Um dos objetivos deste discurso, concertado com o Governo, foi incentivar os 129 milhões de súbditos de Isabel II (65 milhões deles no Reino Unido, os demais nos outros 15 países em que reina) a continuarem a cumprir o distanciamento social, à medida que o tempo se torna mais primaveril e cresce o fastio de estar em casa. O país conta 47,806 infetados e 4934 mortos pela pandemia. As recuperações são 135, havendo 1559 pessoas em estado crítico.

Tempo para meditar

A rainha tentou encontrar um lado bom nas presentes. “Embora o autoisolamento possa, por vezes, ser difícil, muitas pessoas de muitas fés, ou sem fé, estão a descobrir que proporciona uma oportunidade para abrandar, fazer uma pausa e refletir, em oração ou meditação”, disse, para mais tarde assegurar: “Teremos êxito e esse êxito pertencerá a todos e cada um de nós”.

Isabel II enalteceu, como o pai num célebre discurso de 1940, as virtudes dos seus conterrâneos. “Espero que em anos futuros toda a gente possa orgulhar-se da sua reação a este desafio.
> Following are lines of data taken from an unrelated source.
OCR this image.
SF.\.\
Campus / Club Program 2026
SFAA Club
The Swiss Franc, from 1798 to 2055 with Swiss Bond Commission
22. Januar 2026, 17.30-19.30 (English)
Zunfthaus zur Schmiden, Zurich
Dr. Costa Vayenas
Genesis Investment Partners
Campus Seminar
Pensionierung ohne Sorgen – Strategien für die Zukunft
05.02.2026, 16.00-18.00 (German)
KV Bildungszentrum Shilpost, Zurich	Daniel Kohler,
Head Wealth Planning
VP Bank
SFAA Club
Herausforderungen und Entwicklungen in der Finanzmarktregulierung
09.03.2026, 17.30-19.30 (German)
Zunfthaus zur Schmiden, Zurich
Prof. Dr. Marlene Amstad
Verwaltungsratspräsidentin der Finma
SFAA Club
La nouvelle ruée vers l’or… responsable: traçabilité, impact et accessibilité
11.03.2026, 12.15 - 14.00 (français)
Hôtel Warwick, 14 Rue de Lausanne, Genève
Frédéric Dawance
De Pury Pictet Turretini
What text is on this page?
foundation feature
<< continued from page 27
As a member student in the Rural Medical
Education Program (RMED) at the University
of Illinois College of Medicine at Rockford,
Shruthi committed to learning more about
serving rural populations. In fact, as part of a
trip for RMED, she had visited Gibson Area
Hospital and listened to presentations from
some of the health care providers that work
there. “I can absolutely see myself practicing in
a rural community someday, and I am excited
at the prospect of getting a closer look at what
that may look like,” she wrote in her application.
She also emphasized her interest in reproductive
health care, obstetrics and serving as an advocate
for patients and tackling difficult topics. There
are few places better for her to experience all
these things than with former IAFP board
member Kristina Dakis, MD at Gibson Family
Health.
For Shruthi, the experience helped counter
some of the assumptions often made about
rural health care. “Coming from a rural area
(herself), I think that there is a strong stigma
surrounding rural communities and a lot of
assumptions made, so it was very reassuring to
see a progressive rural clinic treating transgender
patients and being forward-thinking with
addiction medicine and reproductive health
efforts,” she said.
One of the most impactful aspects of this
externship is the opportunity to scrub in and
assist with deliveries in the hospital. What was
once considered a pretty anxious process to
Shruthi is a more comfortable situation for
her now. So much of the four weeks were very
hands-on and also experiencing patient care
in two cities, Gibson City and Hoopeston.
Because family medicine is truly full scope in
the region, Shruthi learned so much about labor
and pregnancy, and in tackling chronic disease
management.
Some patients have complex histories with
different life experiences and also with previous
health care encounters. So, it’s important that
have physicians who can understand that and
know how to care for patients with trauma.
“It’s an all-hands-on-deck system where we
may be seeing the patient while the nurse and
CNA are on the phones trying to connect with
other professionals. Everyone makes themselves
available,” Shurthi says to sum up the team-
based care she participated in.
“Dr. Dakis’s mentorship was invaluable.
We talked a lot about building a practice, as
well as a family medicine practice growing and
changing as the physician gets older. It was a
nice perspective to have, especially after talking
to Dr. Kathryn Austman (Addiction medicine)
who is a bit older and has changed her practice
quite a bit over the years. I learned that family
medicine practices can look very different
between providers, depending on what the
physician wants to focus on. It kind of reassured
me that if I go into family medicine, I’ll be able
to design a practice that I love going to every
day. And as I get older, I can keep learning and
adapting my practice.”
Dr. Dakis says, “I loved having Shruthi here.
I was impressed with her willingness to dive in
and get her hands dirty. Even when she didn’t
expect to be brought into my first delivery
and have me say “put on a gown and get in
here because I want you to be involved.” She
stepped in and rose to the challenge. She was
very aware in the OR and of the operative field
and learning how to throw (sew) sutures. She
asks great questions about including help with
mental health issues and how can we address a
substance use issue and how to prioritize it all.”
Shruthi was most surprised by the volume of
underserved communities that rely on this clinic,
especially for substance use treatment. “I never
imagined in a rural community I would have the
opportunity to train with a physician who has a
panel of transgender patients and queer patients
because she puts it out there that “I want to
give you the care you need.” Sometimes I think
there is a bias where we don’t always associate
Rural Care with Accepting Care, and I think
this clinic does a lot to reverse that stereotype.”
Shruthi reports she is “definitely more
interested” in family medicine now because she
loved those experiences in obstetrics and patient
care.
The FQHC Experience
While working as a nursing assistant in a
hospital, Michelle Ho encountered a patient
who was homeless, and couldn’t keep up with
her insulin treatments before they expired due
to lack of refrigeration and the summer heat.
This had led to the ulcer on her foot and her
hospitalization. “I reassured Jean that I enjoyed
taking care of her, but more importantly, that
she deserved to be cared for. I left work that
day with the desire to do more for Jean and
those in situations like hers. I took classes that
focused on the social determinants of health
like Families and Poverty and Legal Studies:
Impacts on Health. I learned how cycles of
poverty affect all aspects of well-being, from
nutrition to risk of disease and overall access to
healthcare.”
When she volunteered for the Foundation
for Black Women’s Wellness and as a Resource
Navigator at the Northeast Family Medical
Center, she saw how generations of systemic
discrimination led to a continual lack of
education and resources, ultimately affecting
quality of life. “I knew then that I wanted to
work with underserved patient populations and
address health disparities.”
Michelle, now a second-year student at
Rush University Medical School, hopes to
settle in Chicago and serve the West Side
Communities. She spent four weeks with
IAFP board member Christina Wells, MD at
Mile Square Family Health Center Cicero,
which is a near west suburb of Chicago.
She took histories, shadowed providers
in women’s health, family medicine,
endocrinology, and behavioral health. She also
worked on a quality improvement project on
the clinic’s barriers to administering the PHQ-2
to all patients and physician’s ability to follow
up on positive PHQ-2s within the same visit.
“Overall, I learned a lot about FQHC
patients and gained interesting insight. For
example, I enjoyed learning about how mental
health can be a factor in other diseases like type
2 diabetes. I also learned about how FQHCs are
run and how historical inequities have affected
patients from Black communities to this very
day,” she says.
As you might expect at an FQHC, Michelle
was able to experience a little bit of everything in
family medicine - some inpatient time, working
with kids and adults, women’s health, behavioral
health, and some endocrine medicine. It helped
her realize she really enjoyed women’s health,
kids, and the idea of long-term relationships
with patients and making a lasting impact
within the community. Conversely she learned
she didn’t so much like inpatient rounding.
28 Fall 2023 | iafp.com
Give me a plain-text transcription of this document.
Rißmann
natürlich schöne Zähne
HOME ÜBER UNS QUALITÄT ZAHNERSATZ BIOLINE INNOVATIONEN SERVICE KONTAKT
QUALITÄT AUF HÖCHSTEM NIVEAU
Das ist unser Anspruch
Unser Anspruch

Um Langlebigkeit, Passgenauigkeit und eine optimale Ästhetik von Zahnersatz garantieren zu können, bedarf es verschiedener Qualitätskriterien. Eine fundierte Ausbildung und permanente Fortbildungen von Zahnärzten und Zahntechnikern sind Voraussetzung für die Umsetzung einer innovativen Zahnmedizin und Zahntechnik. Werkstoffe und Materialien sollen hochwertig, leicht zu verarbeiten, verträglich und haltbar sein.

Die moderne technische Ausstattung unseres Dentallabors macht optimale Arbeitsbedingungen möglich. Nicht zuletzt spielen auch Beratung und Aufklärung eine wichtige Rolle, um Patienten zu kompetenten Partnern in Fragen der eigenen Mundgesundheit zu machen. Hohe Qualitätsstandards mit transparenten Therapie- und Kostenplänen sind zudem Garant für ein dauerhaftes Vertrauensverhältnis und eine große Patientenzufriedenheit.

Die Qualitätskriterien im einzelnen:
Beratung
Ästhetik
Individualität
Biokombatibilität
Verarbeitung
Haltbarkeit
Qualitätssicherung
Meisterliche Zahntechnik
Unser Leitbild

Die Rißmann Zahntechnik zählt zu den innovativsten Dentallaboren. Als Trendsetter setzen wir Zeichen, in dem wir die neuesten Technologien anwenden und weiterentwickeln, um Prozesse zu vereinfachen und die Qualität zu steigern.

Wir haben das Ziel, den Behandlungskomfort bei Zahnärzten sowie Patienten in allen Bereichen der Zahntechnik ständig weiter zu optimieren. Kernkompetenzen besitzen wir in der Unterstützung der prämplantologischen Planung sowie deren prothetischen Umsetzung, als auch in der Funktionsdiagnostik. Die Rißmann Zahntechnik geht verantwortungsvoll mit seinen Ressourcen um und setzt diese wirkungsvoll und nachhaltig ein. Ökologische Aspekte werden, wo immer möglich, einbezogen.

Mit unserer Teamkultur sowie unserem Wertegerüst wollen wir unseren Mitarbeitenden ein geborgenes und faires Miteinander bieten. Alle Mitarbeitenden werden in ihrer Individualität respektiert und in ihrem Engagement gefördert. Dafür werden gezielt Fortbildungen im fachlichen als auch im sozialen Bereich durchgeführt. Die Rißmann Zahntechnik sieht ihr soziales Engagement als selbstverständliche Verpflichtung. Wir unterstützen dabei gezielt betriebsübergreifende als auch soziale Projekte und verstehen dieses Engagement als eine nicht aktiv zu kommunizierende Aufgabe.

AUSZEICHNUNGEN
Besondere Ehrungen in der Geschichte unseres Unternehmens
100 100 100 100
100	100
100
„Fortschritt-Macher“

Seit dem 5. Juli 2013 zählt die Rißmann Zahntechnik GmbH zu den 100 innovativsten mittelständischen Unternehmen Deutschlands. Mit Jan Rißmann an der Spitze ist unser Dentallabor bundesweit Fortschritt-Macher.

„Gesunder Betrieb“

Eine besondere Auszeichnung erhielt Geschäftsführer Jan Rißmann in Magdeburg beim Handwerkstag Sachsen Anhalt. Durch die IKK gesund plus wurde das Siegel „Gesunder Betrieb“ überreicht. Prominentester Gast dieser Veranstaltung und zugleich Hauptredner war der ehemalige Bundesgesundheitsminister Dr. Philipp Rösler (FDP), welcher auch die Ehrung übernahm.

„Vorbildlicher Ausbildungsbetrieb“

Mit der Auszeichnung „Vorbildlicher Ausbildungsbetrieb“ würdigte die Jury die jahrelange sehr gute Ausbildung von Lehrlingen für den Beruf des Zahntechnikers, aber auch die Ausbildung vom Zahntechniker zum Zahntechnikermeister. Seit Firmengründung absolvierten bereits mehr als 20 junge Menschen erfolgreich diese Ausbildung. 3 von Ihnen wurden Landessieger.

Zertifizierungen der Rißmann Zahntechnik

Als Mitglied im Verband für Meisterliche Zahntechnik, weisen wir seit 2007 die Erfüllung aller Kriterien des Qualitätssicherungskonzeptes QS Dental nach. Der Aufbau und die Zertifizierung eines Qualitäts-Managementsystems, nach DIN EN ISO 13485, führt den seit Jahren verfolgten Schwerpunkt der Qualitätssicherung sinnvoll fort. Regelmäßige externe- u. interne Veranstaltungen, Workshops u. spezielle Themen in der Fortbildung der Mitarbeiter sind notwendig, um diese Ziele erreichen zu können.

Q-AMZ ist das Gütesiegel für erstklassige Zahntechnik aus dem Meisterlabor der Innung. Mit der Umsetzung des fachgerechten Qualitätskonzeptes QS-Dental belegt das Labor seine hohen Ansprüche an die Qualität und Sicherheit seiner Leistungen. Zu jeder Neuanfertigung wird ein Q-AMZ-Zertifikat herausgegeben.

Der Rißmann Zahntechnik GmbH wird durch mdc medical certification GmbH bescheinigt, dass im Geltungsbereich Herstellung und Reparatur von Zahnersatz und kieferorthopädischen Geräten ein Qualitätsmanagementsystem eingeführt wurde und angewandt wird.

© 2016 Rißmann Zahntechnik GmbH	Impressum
E os que virão depois dirão que os britânicos desta geração foram tão fortes como quaisquer outros. E que as virtudes da autodisciplina, da determinação calma e bem-humorada e do sentimento pelo próximo ainda caracterizam este país”, disse a soberana, a quem se aplicam os mesmíssimos atributos. “O orgulho naquilo que somos não faz paret do nossos passado, define o nosso presente e o nosso futuro.”

“Juntos estamos a lidar com esta doença e quero reassegurar-vos que, se permanecermos unidos e decididos, vamos ultrapassá-la”, exortou a rainha, que concluiu com uma nota de esperança: “Deve confortar-nos saber que, apesar de podermos ter de aguentar mais, dias melhores hão de regressar: voltaremos a estar com os nossos amigos, voltaremos a estar com as nossas famílias, voltaremos a encontrar-nos”.

A recordista no trono britânico (onde se senta desde 1952) falou ao país, para lá dos discursos da praxe, em cinco ocasiões. Antes deste domingo fizera-o em 1991, devido à guerra do Golfo; em 1997, na véspera do funeral da princesa Diana; em 2002 quando a rainha-mãe morreu aos 102 anos; e em 2012 quando cumpriu 60 anos do seu longo reinado.